A prova mais evidente desse relativismo com o saber é a
maneira, bastante perspicaz, como ele interroga o lugar que o
analista ocupa diante dos impasses de sua existência.
Questiono, inclusive, se não é a própria articulação da
demanda de tratamento que passa a ter lugar nas indagações
surpreendentes do sujeito: “Você deve ter suas opiniões
pessoais e deve ser muito difícil não levá-las em conta.
Manter a ética deve ser muito difícil. Você deve saber mais
coisas sobre mim do que eu mesmo. As coisas da infância afetam
a vida adulta? As coisas ditas aqui, mesmo se superficiais, têm
importância?”
A
explicitação das suas tendências sintomáticas essenciais e
de sua dificuldade em formular uma demanda de tratamento não
impede que o manejo da transferência se processe em um terreno
cheio de situações sinuosas e adversas. Durante um período de
tempo significativo, logo após esse início, ele mantinha sua
recusa em assumir a regularidade do tratamento. Esquecia de
algumas sessões, desmarcava outras por motivos vários. Após
cada sessão desmarcada, entrava-se em um longo processo de
negociação a respeito da reposição da mesma. Na
segunda-feira estava cansado do fim de semana; na sexta, da
semana; às duas horas não dava tempo de almoçar direito; às
quatro, o dia era cortado ao meio. Os empecilhos iam, uma vez
mais, avolumando-se. Quando as sessões eram marcadas, sem o seu
prévio consentimento, ele ausentava-se. A cobrança das sessões
que faltava nem sempre sortia o efeito esperado. Pode-se dizer
que foi apenas com o manejo cuidadoso dessa situação adversa
que o tratamento encontrou uma abertura mais favorável para a
sua consolidação.
Em um
dos momentos mais produtivos da análise é possível apreender
uma certa expressão do sujeito da enunciação que conecta o
analista com o que constitui o fundamento de seu sintoma. Ao
queixar-se, para o analista, de que os pais já desistiram dele,
que já sabem que não há mais jeito, infere-se um instante
capital de sua enunciação: como o analista reagirá diante de
meu esforço em fazê-lo desistir de mim? Ele reagirá como meus
pais? A inexistência desses enunciados não quer dizer que não
haja, nesse momento, um ponto de subjetivação crucial para a
continuidade do tratamento. Ou seja, a emergência desse
material constitui uma indicação sobre a estratégia
transferencial a ser adotada com relação à trama dos tropeços,
desistências e falhas que se dispõem ao longo do tratamento.

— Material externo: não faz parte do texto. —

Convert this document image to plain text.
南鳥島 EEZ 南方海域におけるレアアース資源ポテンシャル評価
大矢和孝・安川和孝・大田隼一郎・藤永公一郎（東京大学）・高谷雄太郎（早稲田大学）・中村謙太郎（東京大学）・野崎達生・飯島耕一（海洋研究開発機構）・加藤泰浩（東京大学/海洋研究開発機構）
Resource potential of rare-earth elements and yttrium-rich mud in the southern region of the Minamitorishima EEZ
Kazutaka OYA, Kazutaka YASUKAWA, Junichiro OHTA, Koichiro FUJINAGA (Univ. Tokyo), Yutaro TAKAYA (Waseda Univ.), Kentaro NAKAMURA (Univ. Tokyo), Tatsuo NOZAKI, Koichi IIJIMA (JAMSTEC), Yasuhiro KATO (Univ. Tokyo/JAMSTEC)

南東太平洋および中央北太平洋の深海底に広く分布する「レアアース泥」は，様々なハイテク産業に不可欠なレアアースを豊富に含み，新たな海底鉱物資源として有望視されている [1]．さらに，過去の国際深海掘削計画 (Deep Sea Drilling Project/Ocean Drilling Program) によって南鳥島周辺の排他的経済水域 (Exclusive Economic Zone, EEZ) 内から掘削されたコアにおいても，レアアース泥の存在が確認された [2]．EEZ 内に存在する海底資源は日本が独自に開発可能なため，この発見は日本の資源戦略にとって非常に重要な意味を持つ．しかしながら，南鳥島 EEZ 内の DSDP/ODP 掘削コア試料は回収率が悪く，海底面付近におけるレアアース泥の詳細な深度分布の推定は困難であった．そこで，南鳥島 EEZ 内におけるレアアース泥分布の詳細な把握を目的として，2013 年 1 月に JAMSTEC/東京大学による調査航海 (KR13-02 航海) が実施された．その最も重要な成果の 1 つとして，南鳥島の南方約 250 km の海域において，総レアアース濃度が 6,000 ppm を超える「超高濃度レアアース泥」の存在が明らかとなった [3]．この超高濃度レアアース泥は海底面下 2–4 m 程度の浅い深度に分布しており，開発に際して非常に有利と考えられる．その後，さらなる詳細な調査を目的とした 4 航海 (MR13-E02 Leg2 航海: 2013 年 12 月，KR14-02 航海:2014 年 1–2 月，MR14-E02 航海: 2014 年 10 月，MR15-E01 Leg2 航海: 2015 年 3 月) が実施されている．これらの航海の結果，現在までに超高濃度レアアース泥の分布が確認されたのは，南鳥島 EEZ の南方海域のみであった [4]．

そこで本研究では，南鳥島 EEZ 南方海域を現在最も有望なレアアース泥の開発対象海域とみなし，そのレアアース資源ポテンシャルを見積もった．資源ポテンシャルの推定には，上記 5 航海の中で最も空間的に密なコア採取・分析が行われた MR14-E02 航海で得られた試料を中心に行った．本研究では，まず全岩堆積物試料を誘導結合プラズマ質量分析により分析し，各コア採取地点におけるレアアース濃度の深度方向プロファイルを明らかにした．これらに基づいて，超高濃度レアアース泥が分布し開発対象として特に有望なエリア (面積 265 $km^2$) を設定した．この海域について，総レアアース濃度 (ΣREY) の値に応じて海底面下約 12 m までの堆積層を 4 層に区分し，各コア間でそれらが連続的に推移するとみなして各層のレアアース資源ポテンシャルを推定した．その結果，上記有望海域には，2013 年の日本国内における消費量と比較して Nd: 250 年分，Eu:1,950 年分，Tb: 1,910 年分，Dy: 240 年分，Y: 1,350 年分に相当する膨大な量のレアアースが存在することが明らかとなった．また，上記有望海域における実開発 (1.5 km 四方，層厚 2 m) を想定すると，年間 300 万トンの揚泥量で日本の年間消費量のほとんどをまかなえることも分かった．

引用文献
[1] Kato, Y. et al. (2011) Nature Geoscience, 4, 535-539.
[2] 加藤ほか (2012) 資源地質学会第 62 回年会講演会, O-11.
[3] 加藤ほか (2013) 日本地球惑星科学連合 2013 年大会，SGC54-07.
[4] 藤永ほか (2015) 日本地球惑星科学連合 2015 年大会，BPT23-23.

Assim, quando em uma outra ocasião telefona, duas horas antes
da sessão, para dizer que queria desmarcá-la, pois estava com
preguiça, o analista responde: “de forma alguma!”. Ainda,
nesse telefonema, chega a perguntar se preguiça não era um
motivo justo. O analista replica que não e que vai esperá-lo
no horário marcado. Comparece à sessão no horário previsto.
No início, reclama que o analista “pegou pesado”, que não
tem o que falar, porém, fala a sessão inteira.
Presentismo e sujeito suposto saber
É
evidente que não é apenas o componente inibitório presente
nesse sujeito que dificulta o progresso do trabalho analítico.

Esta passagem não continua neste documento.